Но на лице у Лайонела ни тени удивления.

— А мне некому даже позвонить, — хрипло говорит он.

— А твои родители?

— Отец умер, а мама серьезно больна, она в доме престарелых, — говорит он, прикрывая глаза.

Господи, помоги. Лайонел остался совсем один с тремя совсем маленькими детьми… А учитывая, что родители Керри только-только потеряли дочь, навряд ли они смогут бегать и прыгать, опекая трех карапузов…

— Им нужен не такой отец, — сглотнув, говорит Лайонел, будто мысли читает. — А сильный, который в состоянии справиться с горем и поддержать их.

Никому бы из нас такой не помешал, и ему самому тоже, но, к сожалению, взрослым приходится справляться самостоятельно. Это трудно представить, но мне все же легче, чем Лайонелу. И я стольким обязана Керри…

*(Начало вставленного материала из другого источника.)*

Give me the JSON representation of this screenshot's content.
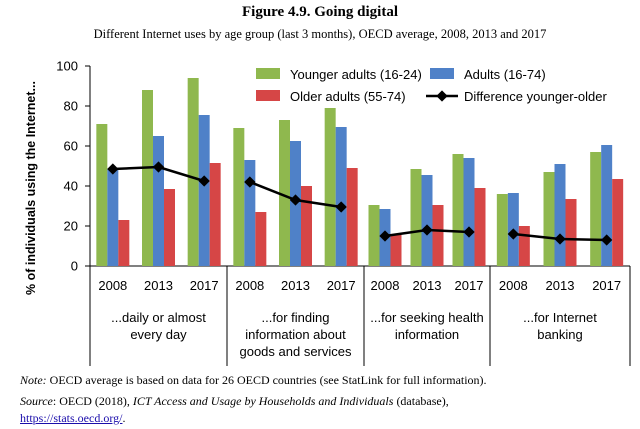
{
  "figure": {
    "title": "Figure 4.9. Going digital",
    "subtitle": "Different Internet uses by age group (last 3 months), OECD average, 2008, 2013 and 2017"
  },
  "chart_data": {
    "type": "bar",
    "ylabel": "% of individuals using the Internet...",
    "ylim": [
      0,
      100
    ],
    "yticks": [
      0,
      20,
      40,
      60,
      80,
      100
    ],
    "grid": false,
    "legend_position": "top",
    "groups": [
      {
        "label_lines": [
          "...daily or almost",
          "every day"
        ],
        "years": [
          "2008",
          "2013",
          "2017"
        ]
      },
      {
        "label_lines": [
          "...for finding",
          "information about",
          "goods and services"
        ],
        "years": [
          "2008",
          "2013",
          "2017"
        ]
      },
      {
        "label_lines": [
          "...for seeking health",
          "information"
        ],
        "years": [
          "2008",
          "2013",
          "2017"
        ]
      },
      {
        "label_lines": [
          "...for Internet",
          "banking"
        ],
        "years": [
          "2008",
          "2013",
          "2017"
        ]
      }
    ],
    "series": [
      {
        "name": "Younger adults (16-24)",
        "kind": "bar",
        "color": "#8fb84e",
        "values": [
          71,
          88,
          94,
          69,
          73,
          79,
          30.5,
          48.5,
          56,
          36,
          47,
          57
        ]
      },
      {
        "name": "Adults (16-74)",
        "kind": "bar",
        "color": "#4f81c8",
        "values": [
          48.5,
          65,
          75.5,
          53,
          62.5,
          69.5,
          28.5,
          45.5,
          54,
          36.5,
          51,
          60.5
        ]
      },
      {
        "name": "Older adults (55-74)",
        "kind": "bar",
        "color": "#d64646",
        "values": [
          23,
          38.5,
          51.5,
          27,
          40,
          49,
          16,
          30.5,
          39,
          20,
          33.5,
          43.5
        ]
      },
      {
        "name": "Difference younger-older",
        "kind": "line",
        "color": "#000000",
        "values": [
          48.5,
          49.5,
          42.5,
          42,
          33,
          29.5,
          15,
          18,
          17,
          16,
          13.5,
          13
        ]
      }
    ]
  },
  "footer": {
    "note_label": "Note:",
    "note_text": " OECD average is based on data for 26 OECD countries (see StatLink for full information).",
    "source_label": "Source",
    "source_text_1": ": OECD (2018), ",
    "source_title": "ICT Access and Usage by Households and Individuals",
    "source_text_2": " (database),",
    "source_link": "https://stats.oecd.org/",
    "source_end": "."
  }
}
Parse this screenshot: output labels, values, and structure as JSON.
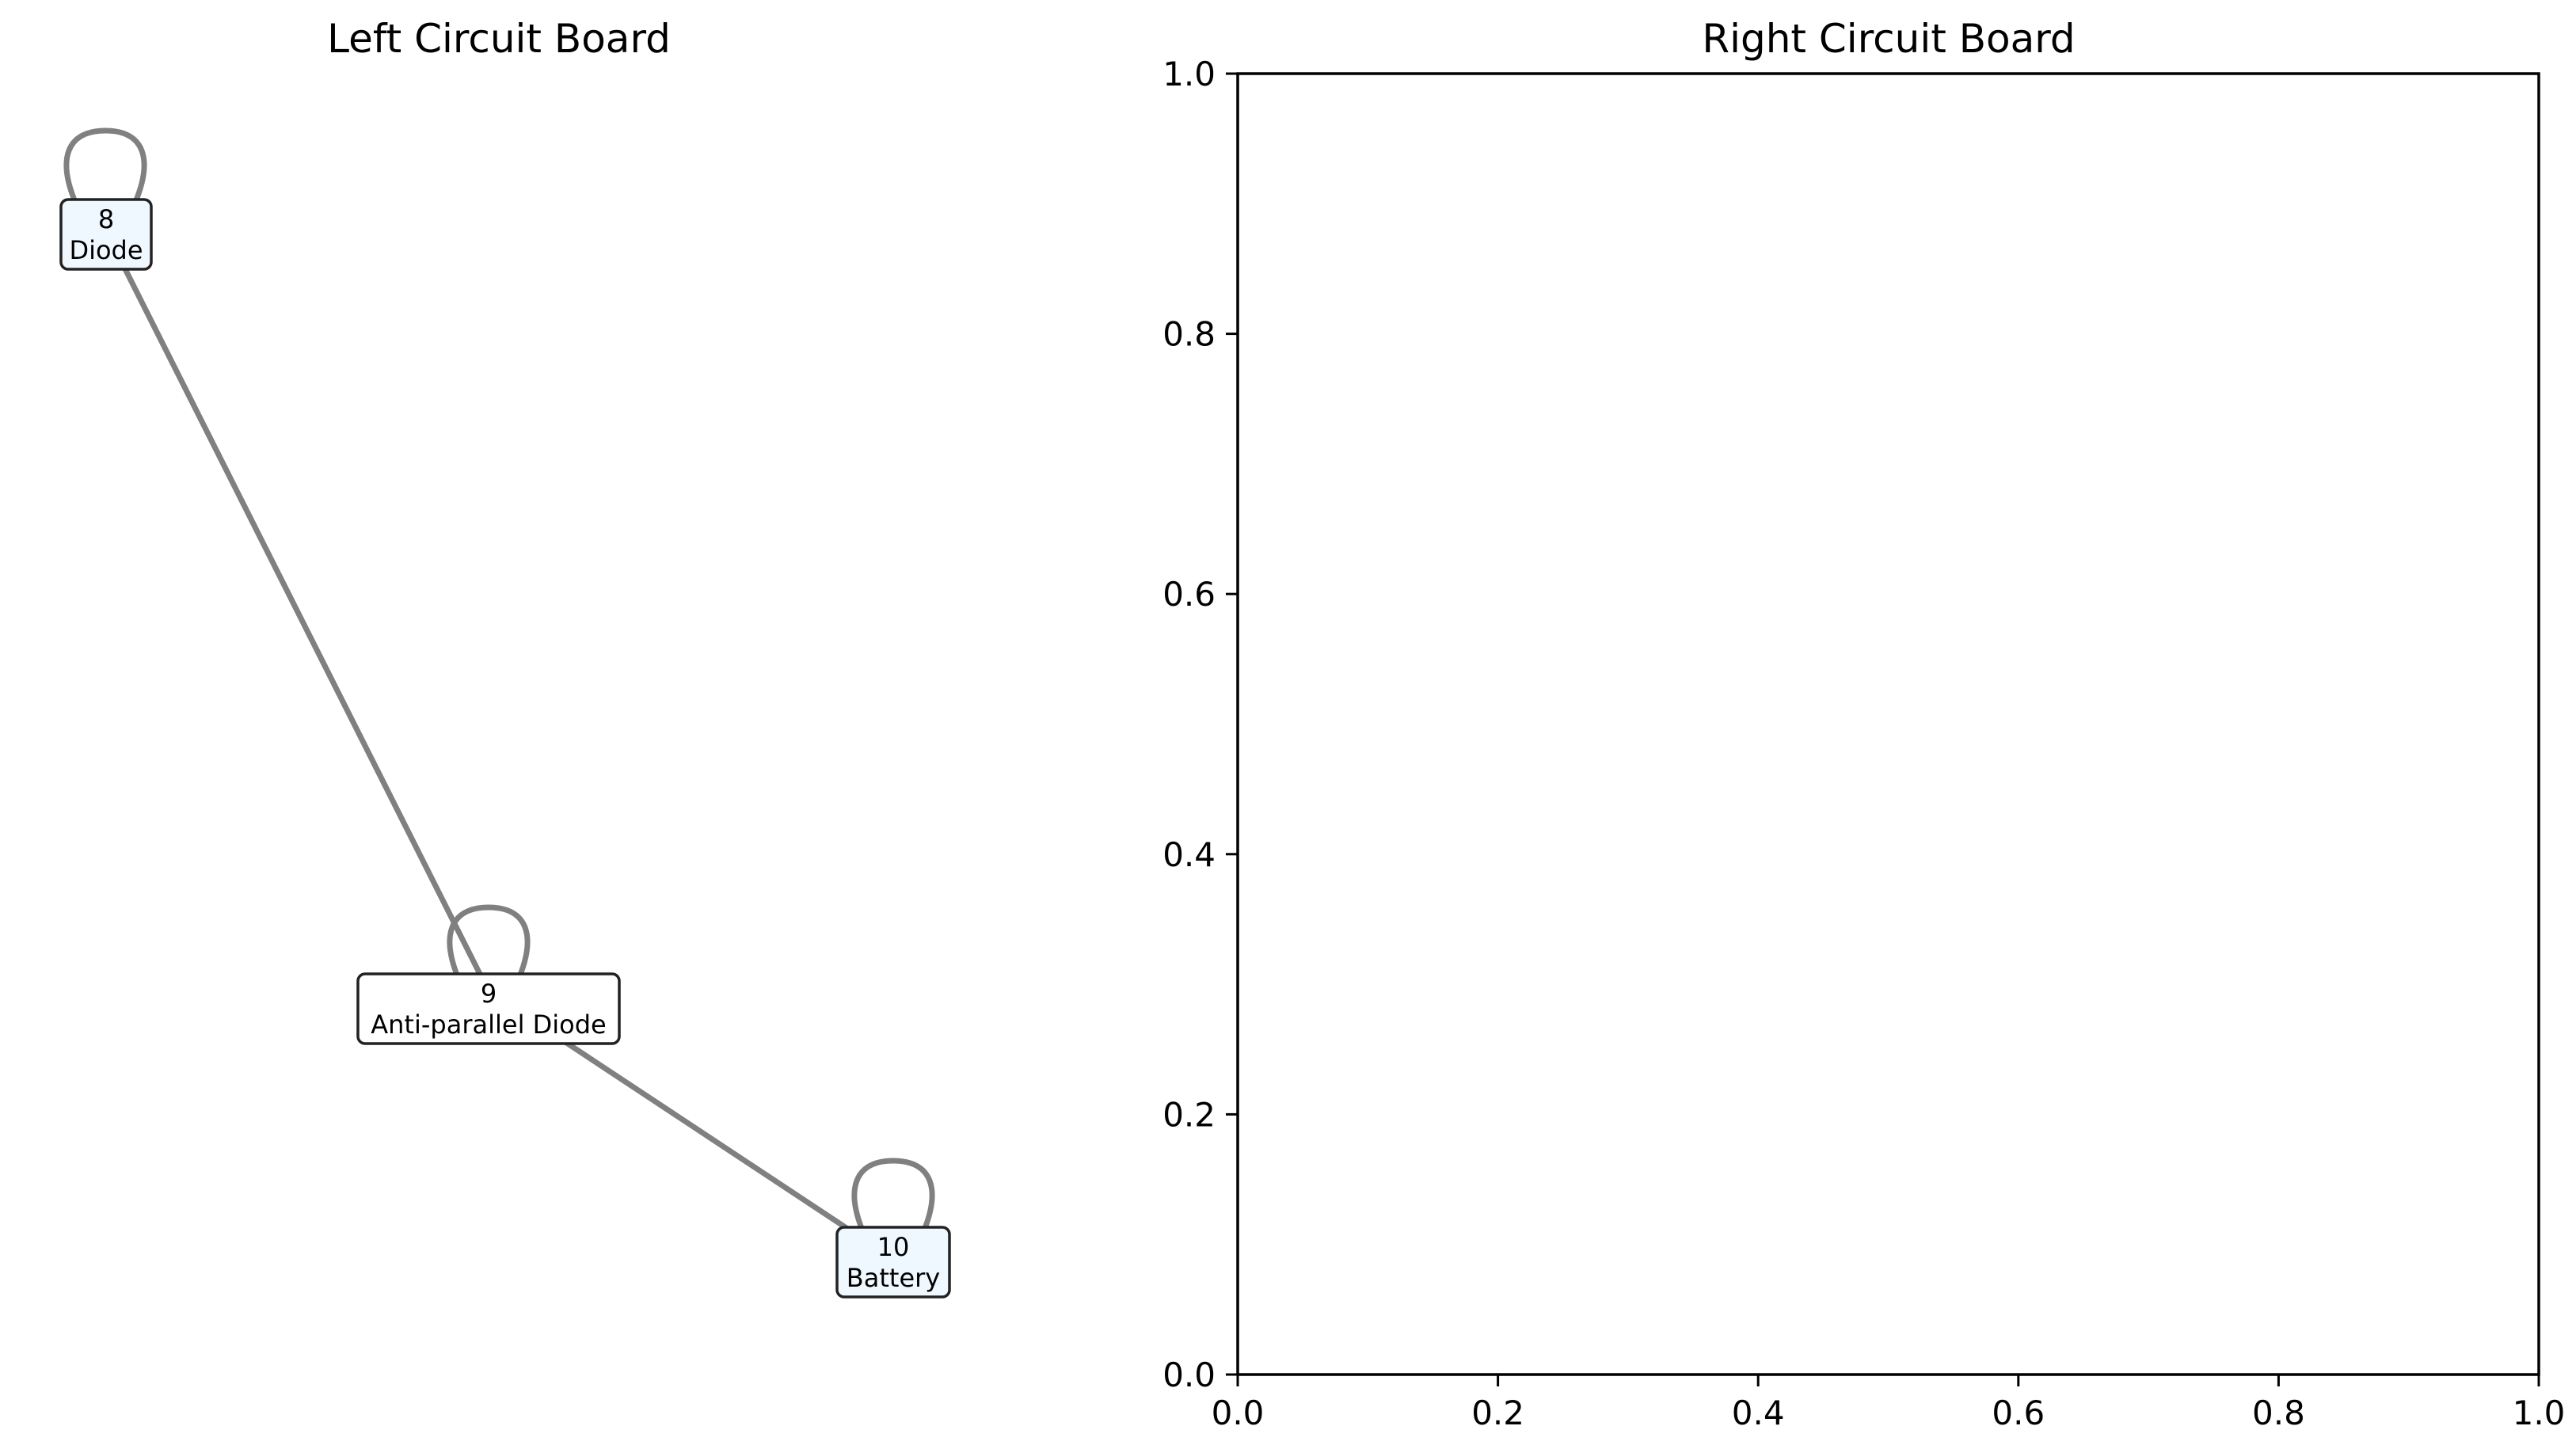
{
  "left_panel": {
    "title": "Left Circuit Board",
    "nodes": [
      {
        "id": "8",
        "label": "Diode"
      },
      {
        "id": "9",
        "label": "Anti-parallel Diode"
      },
      {
        "id": "10",
        "label": "Battery"
      }
    ],
    "edges": [
      {
        "from": "8",
        "to": "9"
      },
      {
        "from": "9",
        "to": "10"
      }
    ],
    "self_loops": [
      "8",
      "9",
      "10"
    ],
    "colors": {
      "edge": "#808080",
      "node_fill": "#f0f8ff",
      "node_border": "#222222"
    }
  },
  "right_panel": {
    "title": "Right Circuit Board",
    "x_ticks": [
      "0.0",
      "0.2",
      "0.4",
      "0.6",
      "0.8",
      "1.0"
    ],
    "y_ticks": [
      "0.0",
      "0.2",
      "0.4",
      "0.6",
      "0.8",
      "1.0"
    ],
    "xlim": [
      0,
      1
    ],
    "ylim": [
      0,
      1
    ],
    "empty": true
  }
}
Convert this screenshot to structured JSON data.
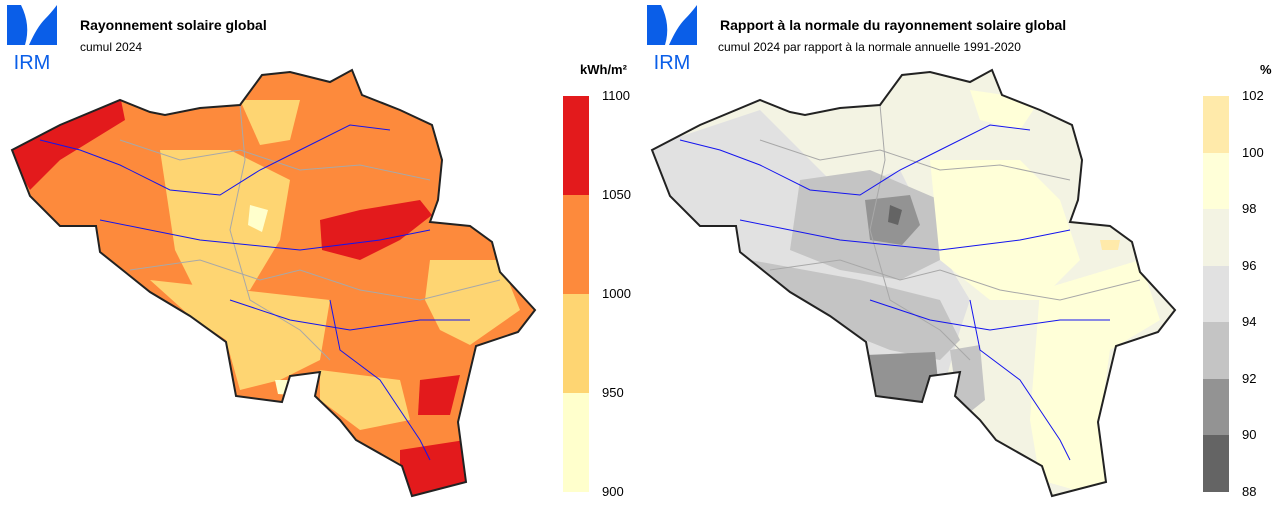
{
  "left": {
    "logo_text": "IRM",
    "title": "Rayonnement solaire global",
    "subtitle": "cumul 2024",
    "legend": {
      "unit": "kWh/m²",
      "ticks": [
        "1100",
        "1050",
        "1000",
        "950",
        "900"
      ],
      "colors": [
        "#e31a1c",
        "#fd8a3c",
        "#fed572",
        "#ffffcc"
      ]
    }
  },
  "right": {
    "logo_text": "IRM",
    "title": "Rapport à la normale du rayonnement solaire global",
    "subtitle": "cumul 2024 par rapport à la normale annuelle 1991-2020",
    "legend": {
      "unit": "%",
      "ticks": [
        "102",
        "100",
        "98",
        "96",
        "94",
        "92",
        "90",
        "88"
      ],
      "colors": [
        "#ffeaaa",
        "#ffffd8",
        "#f3f3e3",
        "#e1e1e1",
        "#c4c4c4",
        "#939393",
        "#646464"
      ]
    }
  }
}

— Я тебе помогу. Хотя бы в первое время. А затем ты станешь сильным отцом, который сможет справиться с чем угодно. Станешь, даже не сомневайся. У тебя просто выбора нет.

Глава 18. Ньюкасл

Когда случается трагедия, время, точно в насмешку, начинает тащиться со скоростью черепахи, и на этом фоне каждое действие кажется обведенным красной краской. Вчера поделилось на две части: день, когда я играла роль доброй, сильной и заботливой тетушки, и ночь, которая принесла с собой кошмар и плач Лайонела из-за стенки. Утром, стоя над раковиной, полной посуды, я не смогла поднять руки, чтобы ее вымыть, настолько измотанной себя чувствовала, но запросто нашла силы сесть в машину и уехать из дома. Зачем? Хватило бы звонка. В любое другое время, но не сегодня и не мне.

Дверь домика Шона — моя персональная черная дыра. Хочется войти и затеряться. Я стою около нее совсем как у раковины и не стучу, но на этот раз не из-за усталости, а потому что она дарит чувство комфорта. Однако мое присутствие не могло остаться незамеченным.

— Заходи. — Шон как всегда лаконичен. Совершенно не хочется разговаривать, только остаться в этом доме ради удивительно явственного чувства защищенности. — Ты мне звонила позавчера.

Я звонила, чтобы проверить, жив ли ты. Со мной ли ты.

— Ты приедешь на похороны Керри? — спрашиваю я. — В Ньюкасл.

— Да, — без запинки отвечает Картер. Все, я спросила, что хотела. Но уезжать так не хочется…

— Сколько тебе было, когда умерла твоя мать?

— Не надо гребаных параллелей и психоанализа. Я такой, какой есть и был таким всегда.

— Да. Ее смерть на тебя совершенно никак не повлияла, ты ведь рассказываешь о том, что и как случилось каждому встречному.

— Не драматизируй, — ухмыляется Шон. — Я вообще не склонен к общению с полузнакомыми людьми.

— Картер! — ору я на него. — Керри умерла меньше сорока восьми часов назад. Засунь свои принципы о неразглашении личного в задницу и скажи мне, что нужно сделать с тремя детьми, чтобы они не превратились в таких же аморальных ублюдков, как ты!

— Ну-ну, не льсти выводку Керри. У нее IQ едва за сотню переваливал, и, боюсь, папаша не сильно поправил положение.

Хочется ему врезать. Допустим, Керри не была гением, но как он смеет ее оскорблять?!

Слава Богу, Картер и сам это понимает, потому что продолжает свою мысль.

— Когда это случилось, мне было десять. А до шести я не разговаривал ни с кем, кроме матери. — У меня помимо воли отвисает челюсть. — А чему, собственно, ты удивляешься?